Magali Grimbaum, responsable des analyses de résidus à l’IFV : " Les courbes des molécules que l’on arrivait déjà à tracer sont en chute libre et presque systématiquement inférieures à 1 % des LMR autorisées". - © IFV

Tracer une molécule dans le vin est possible depuis des décennies. Mais depuis une dizaine d’années, on peut rechercher non pas une, mais des dizaines voire des centaines de matières actives en une seule analyse. « Les nouveaux matériels de laboratoire ont permis de démocratiser les analyses multirésidus en les rendant abordables », explique Magali Grimbaum, responsable des analyses de résidus à l’IFV. Selon la chercheuse, de nombreux cas de figure existent pour expliquer le succès de ces analyses. Il y a d’un côté, les producteurs travaillant avec la grande distribution, qui sont souvent obligés de fournir un bulletin d’analyse de molécules avant retiraison des lots. Et d’un autre côté, ceux en projet de conversion bio, qui souhaitent avoir un point de départ pour bien mesurer l’impact du changement de pratiques.

Il y a aussi les vignerons qui l’utilisent pour piloter leur programme phytosanitaire ou pour booster leur image auprès de leurs clients, comme preuve des efforts engagés pour répondre à la demande du « moins c’est mieux ». Car c’est effectivement ce qui se passe. « Depuis le début des années 2000, on trouve davantage de molécules car les technologies sont plus performantes, poursuit Magali Grimbaum. En revanche, les courbes de celles que l’on arrivait déjà à tracer sont en chute libre. Elles sont quasiment systématiquement inférieures à 1 % des LMR (Limites maximales de résidus) autorisées. »

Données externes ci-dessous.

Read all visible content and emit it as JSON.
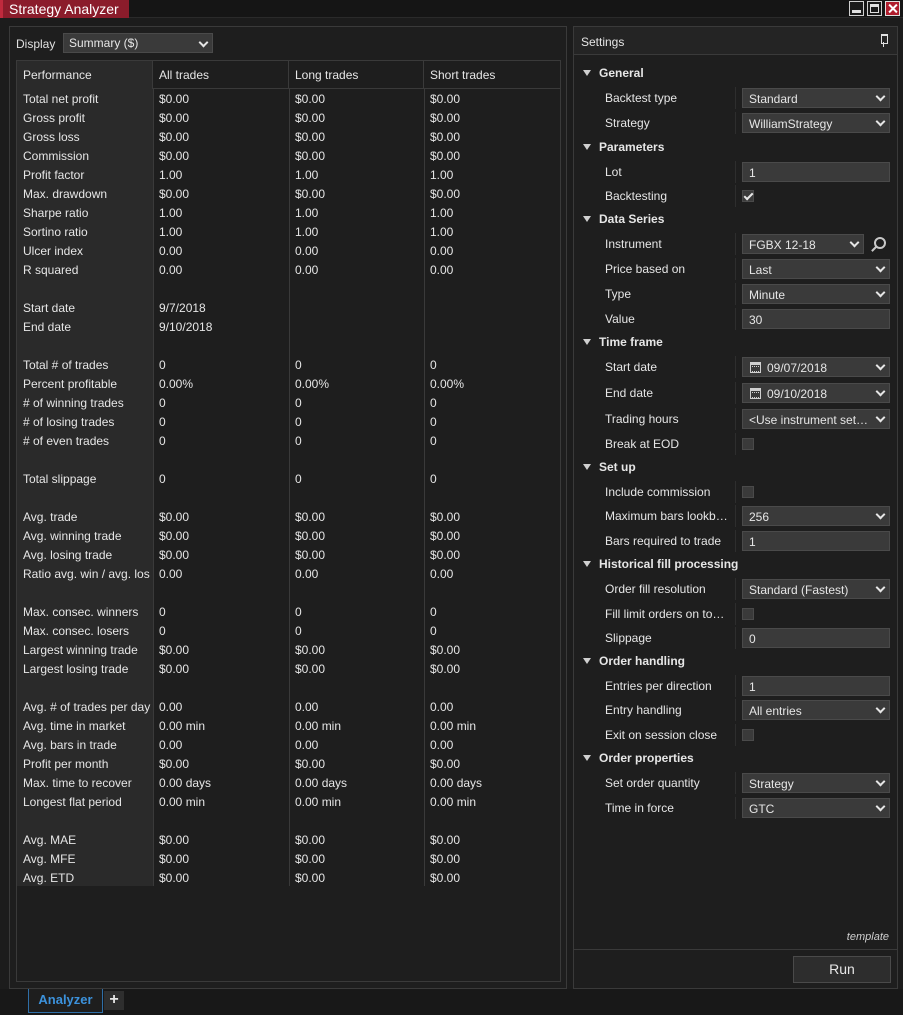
{
  "window": {
    "title": "Strategy Analyzer"
  },
  "display": {
    "label": "Display",
    "value": "Summary ($)"
  },
  "performance": {
    "headers": [
      "Performance",
      "All trades",
      "Long trades",
      "Short trades"
    ],
    "rows": [
      [
        "Total net profit",
        "$0.00",
        "$0.00",
        "$0.00"
      ],
      [
        "Gross profit",
        "$0.00",
        "$0.00",
        "$0.00"
      ],
      [
        "Gross loss",
        "$0.00",
        "$0.00",
        "$0.00"
      ],
      [
        "Commission",
        "$0.00",
        "$0.00",
        "$0.00"
      ],
      [
        "Profit factor",
        "1.00",
        "1.00",
        "1.00"
      ],
      [
        "Max. drawdown",
        "$0.00",
        "$0.00",
        "$0.00"
      ],
      [
        "Sharpe ratio",
        "1.00",
        "1.00",
        "1.00"
      ],
      [
        "Sortino ratio",
        "1.00",
        "1.00",
        "1.00"
      ],
      [
        "Ulcer index",
        "0.00",
        "0.00",
        "0.00"
      ],
      [
        "R squared",
        "0.00",
        "0.00",
        "0.00"
      ],
      [
        "",
        "",
        "",
        ""
      ],
      [
        "Start date",
        "9/7/2018",
        "",
        ""
      ],
      [
        "End date",
        "9/10/2018",
        "",
        ""
      ],
      [
        "",
        "",
        "",
        ""
      ],
      [
        "Total # of trades",
        "0",
        "0",
        "0"
      ],
      [
        "Percent profitable",
        "0.00%",
        "0.00%",
        "0.00%"
      ],
      [
        "# of winning trades",
        "0",
        "0",
        "0"
      ],
      [
        "# of losing trades",
        "0",
        "0",
        "0"
      ],
      [
        "# of even trades",
        "0",
        "0",
        "0"
      ],
      [
        "",
        "",
        "",
        ""
      ],
      [
        "Total slippage",
        "0",
        "0",
        "0"
      ],
      [
        "",
        "",
        "",
        ""
      ],
      [
        "Avg. trade",
        "$0.00",
        "$0.00",
        "$0.00"
      ],
      [
        "Avg. winning trade",
        "$0.00",
        "$0.00",
        "$0.00"
      ],
      [
        "Avg. losing trade",
        "$0.00",
        "$0.00",
        "$0.00"
      ],
      [
        "Ratio avg. win / avg. los",
        "0.00",
        "0.00",
        "0.00"
      ],
      [
        "",
        "",
        "",
        ""
      ],
      [
        "Max. consec. winners",
        "0",
        "0",
        "0"
      ],
      [
        "Max. consec. losers",
        "0",
        "0",
        "0"
      ],
      [
        "Largest winning trade",
        "$0.00",
        "$0.00",
        "$0.00"
      ],
      [
        "Largest losing trade",
        "$0.00",
        "$0.00",
        "$0.00"
      ],
      [
        "",
        "",
        "",
        ""
      ],
      [
        "Avg. # of trades per day",
        "0.00",
        "0.00",
        "0.00"
      ],
      [
        "Avg. time in market",
        "0.00 min",
        "0.00 min",
        "0.00 min"
      ],
      [
        "Avg. bars in trade",
        "0.00",
        "0.00",
        "0.00"
      ],
      [
        "Profit per month",
        "$0.00",
        "$0.00",
        "$0.00"
      ],
      [
        "Max. time to recover",
        "0.00 days",
        "0.00 days",
        "0.00 days"
      ],
      [
        "Longest flat period",
        "0.00 min",
        "0.00 min",
        "0.00 min"
      ],
      [
        "",
        "",
        "",
        ""
      ],
      [
        "Avg. MAE",
        "$0.00",
        "$0.00",
        "$0.00"
      ],
      [
        "Avg. MFE",
        "$0.00",
        "$0.00",
        "$0.00"
      ],
      [
        "Avg. ETD",
        "$0.00",
        "$0.00",
        "$0.00"
      ]
    ]
  },
  "settings": {
    "title": "Settings",
    "template_label": "template",
    "run_label": "Run",
    "sections": [
      {
        "name": "General",
        "items": [
          {
            "label": "Backtest type",
            "type": "dropdown",
            "value": "Standard"
          },
          {
            "label": "Strategy",
            "type": "dropdown",
            "value": "WilliamStrategy"
          }
        ]
      },
      {
        "name": "Parameters",
        "items": [
          {
            "label": "Lot",
            "type": "input",
            "value": "1"
          },
          {
            "label": "Backtesting",
            "type": "checkbox",
            "checked": true
          }
        ]
      },
      {
        "name": "Data Series",
        "items": [
          {
            "label": "Instrument",
            "type": "instrument",
            "value": "FGBX 12-18"
          },
          {
            "label": "Price based on",
            "type": "dropdown",
            "value": "Last"
          },
          {
            "label": "Type",
            "type": "dropdown",
            "value": "Minute"
          },
          {
            "label": "Value",
            "type": "input",
            "value": "30"
          }
        ]
      },
      {
        "name": "Time frame",
        "items": [
          {
            "label": "Start date",
            "type": "date",
            "value": "09/07/2018"
          },
          {
            "label": "End date",
            "type": "date",
            "value": "09/10/2018"
          },
          {
            "label": "Trading hours",
            "type": "dropdown",
            "value": "<Use instrument settings>"
          },
          {
            "label": "Break at EOD",
            "type": "checkbox",
            "checked": false
          }
        ]
      },
      {
        "name": "Set up",
        "items": [
          {
            "label": "Include commission",
            "type": "checkbox",
            "checked": false
          },
          {
            "label": "Maximum bars lookback",
            "type": "dropdown",
            "value": "256"
          },
          {
            "label": "Bars required to trade",
            "type": "input",
            "value": "1"
          }
        ]
      },
      {
        "name": "Historical fill processing",
        "items": [
          {
            "label": "Order fill resolution",
            "type": "dropdown",
            "value": "Standard (Fastest)"
          },
          {
            "label": "Fill limit orders on touch",
            "type": "checkbox",
            "checked": false
          },
          {
            "label": "Slippage",
            "type": "input",
            "value": "0"
          }
        ]
      },
      {
        "name": "Order handling",
        "items": [
          {
            "label": "Entries per direction",
            "type": "input",
            "value": "1"
          },
          {
            "label": "Entry handling",
            "type": "dropdown",
            "value": "All entries"
          },
          {
            "label": "Exit on session close",
            "type": "checkbox",
            "checked": false
          }
        ]
      },
      {
        "name": "Order properties",
        "items": [
          {
            "label": "Set order quantity",
            "type": "dropdown",
            "value": "Strategy"
          },
          {
            "label": "Time in force",
            "type": "dropdown",
            "value": "GTC"
          }
        ]
      }
    ]
  },
  "tabs": {
    "active": "Analyzer",
    "add_label": "+"
  }
}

Une offre sous forme de packs basée sur la technique d’analyse

Difficile lorsque l’on est vigneron de choisir entre les différents packs de molécules proposés par les laboratoires. « Ils sont scindés en fonction de la technique d’analyse utilisée : chromatographie en phase liquide, en phase gazeuse ou spectrométrie de masse », commente la chercheuse. Certaines matières actives nécessitent cependant une méthode de recherche propre. Pour savoir vers quel pack s’orienter, il faut donc définir si l’on cherche une ou plusieurs molécules en particulier ou s’il s’agit d’un plan de surveillance global. Dans le premier cas, les packs de quelques dizaines de molécules peuvent convenir sans générer un budget colossal. Dans le deuxième cas, les packs complets regroupant l’ensemble des techniques d’analyses sont à privilégier. La principale catégorie de molécules tracées dans les vins est celle des antifongiques ; les insecticides et herbicides sont quant à eux quasiment inexistants. « La vinification contribue à éliminer les résidus de pesticides, qui se fixent sur les parties solides. Il faut cependant être très vigilant sur les délais avant récolte, afin de ne pas flirter avec des LMR au-delà de ses objectifs », pointe Magali Grimbaum.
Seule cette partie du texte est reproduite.